Finirà tutto quando il prefetto Valiante, a Foggia dal 4 agosto 2022, lascerà il capoluogo per altra sede, più gratificante per carriera, potere e remunerazione. Finirà simbolicamente una stagione iniziata il 9 agosto 2017 con la controversa – nella versione ufficiale – strage di San Marco in Lamis, un ciclo temporale di oltre 6 anni iscritto in una parabola di declino almeno trentennale, poi codificato nella sua “bolla” (sì, alla maniera di una lettera del Papa) mafiosa. Dall’addio imminente di Valiante in poi e un po’ prima a Foggia con la vittoria di Maria Aida Episcopo, la vicenda comunitaria lentamente prenderà un altro racconto. Siamo ai titoli di coda di una stagione, possediamo qualche verità di sistema in più, magari ci sfuggono ancora nomi e cognomi, contesti di potere più laterali, colleganze nascoste, abbrivi e compartimenti di memoria, ma, insomma, ci siamo.
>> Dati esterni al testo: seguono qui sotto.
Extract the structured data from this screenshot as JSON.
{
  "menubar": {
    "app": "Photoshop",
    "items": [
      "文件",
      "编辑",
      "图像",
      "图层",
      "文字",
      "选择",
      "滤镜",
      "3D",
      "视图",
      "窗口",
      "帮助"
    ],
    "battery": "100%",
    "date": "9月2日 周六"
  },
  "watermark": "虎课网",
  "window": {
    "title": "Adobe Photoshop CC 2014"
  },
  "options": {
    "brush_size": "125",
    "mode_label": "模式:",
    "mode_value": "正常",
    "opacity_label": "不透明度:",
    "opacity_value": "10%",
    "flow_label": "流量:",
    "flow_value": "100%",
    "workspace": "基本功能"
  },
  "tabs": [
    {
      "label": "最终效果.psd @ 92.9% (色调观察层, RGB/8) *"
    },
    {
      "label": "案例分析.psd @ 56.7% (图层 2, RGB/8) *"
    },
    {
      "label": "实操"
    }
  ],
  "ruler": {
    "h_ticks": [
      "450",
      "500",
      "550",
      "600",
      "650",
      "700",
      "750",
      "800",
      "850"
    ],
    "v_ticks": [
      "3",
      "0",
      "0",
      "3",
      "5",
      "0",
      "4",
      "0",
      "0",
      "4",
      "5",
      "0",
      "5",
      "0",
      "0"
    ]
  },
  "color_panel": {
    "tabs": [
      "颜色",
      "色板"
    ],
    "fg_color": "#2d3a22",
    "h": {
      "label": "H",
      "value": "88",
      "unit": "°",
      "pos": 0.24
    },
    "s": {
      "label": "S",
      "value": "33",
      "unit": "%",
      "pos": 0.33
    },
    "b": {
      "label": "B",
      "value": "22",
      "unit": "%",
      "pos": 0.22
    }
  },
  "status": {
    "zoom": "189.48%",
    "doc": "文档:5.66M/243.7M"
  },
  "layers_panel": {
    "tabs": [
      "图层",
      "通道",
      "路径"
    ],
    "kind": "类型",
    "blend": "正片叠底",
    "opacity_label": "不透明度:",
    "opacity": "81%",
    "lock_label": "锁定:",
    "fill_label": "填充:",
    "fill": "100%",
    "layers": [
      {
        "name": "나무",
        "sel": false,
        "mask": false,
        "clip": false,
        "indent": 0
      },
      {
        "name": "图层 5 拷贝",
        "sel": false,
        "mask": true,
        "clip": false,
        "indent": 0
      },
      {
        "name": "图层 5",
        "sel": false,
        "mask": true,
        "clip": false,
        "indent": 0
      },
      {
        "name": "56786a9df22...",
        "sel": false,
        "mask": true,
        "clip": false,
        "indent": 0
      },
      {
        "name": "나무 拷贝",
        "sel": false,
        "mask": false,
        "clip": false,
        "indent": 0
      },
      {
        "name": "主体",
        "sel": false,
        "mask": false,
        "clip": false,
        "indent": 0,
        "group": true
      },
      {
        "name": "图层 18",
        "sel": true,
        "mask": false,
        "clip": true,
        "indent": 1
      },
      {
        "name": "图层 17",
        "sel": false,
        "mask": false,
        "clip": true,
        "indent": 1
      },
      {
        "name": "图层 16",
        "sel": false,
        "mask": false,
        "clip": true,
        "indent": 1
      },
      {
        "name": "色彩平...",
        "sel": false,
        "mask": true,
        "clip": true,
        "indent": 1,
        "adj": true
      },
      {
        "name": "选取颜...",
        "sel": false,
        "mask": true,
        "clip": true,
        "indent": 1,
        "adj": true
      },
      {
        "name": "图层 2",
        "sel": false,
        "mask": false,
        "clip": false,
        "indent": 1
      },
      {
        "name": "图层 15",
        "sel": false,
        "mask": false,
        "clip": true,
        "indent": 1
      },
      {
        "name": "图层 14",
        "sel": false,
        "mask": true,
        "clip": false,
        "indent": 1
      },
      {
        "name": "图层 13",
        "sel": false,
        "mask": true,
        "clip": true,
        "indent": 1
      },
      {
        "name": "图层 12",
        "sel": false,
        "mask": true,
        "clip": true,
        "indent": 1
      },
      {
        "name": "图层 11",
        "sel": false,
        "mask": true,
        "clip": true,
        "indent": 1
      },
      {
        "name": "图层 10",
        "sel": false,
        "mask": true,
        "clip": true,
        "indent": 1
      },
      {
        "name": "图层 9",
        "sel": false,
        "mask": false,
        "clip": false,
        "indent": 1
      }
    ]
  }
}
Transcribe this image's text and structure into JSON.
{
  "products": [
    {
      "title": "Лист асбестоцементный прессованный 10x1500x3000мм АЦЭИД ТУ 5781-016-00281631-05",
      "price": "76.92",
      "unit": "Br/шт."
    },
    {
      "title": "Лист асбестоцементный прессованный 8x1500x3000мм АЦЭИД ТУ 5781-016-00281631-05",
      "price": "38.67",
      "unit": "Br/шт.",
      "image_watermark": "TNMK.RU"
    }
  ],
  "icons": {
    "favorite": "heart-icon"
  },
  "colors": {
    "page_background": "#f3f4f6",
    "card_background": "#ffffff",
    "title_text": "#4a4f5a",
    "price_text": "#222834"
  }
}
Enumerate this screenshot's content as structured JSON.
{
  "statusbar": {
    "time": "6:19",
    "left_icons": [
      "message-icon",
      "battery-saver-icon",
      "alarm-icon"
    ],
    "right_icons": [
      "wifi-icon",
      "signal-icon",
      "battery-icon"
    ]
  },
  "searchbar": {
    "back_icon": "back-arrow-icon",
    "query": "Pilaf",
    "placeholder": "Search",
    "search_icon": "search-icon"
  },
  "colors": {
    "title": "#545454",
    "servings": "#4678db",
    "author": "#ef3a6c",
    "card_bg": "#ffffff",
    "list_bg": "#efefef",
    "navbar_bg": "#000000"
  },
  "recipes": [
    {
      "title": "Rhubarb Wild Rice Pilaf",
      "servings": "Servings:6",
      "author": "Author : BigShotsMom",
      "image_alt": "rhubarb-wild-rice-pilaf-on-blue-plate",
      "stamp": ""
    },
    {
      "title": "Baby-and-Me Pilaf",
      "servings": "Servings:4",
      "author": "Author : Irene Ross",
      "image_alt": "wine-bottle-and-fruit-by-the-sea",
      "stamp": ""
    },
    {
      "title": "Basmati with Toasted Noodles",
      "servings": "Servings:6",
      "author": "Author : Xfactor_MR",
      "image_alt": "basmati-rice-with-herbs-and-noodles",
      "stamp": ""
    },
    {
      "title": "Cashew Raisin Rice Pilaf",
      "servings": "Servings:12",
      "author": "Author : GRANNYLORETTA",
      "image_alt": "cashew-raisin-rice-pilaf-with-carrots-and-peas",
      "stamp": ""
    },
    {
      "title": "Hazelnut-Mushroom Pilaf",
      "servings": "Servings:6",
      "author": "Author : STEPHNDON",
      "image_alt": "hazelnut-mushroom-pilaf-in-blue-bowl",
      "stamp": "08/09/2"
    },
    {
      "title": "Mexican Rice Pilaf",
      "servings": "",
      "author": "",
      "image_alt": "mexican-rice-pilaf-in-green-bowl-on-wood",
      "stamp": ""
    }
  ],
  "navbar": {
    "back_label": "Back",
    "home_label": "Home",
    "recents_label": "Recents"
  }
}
E dobbiamo renderne conto, come se fosse un testamento, un’eredità da lasciare alle generazioni a venire.
Il perimetro politico di Valiante
Ecco, leggerete qualcosa che ha il valore di un congedo.
Partiamo dalla fine, da quel 4 agosto di 20 mesi fa in cui il prefetto venuto dalla Bat prende ufficialmente possesso del palazzo di governo di Corso Garibaldi.
Il 2 settembre, tre settimane prima delle elezioni politiche, incontra l’ex ministro Francesco Boccia e l’assessore regionale Raffaele Piemontese sul tema della sicurezza e della lotta alla criminalità. E’ la prima iniziativa pubblica dal suo insediamento, non sono chiare le competenze dei due politici sul tema, ai giornalisti viene vietato qualsivoglia contatto. Boccia, che si ritaglierà successivamente il ruolo di consigliori di Elly Schlein, è il king maker dell’operazione Universo Salute (quella degli ex manicomi di Foggia, Bisceglie e Potenza) e disbriga da tempo, tra politica e amministrazioni compiacenti, il complicato traffico del business tributi in Capitanata. Famiglia, affetti e abbrivi di potere, soldi e consenso elettorale di Piemontese sono invece tutti dentro il gruppo Telesforo, socio al 60% di Universo Salute. Anche fuori quando serve, con il controllo della Fondazione de Piccolellis, una sorta di proprietà personale dell’entourage del dominus del Pd.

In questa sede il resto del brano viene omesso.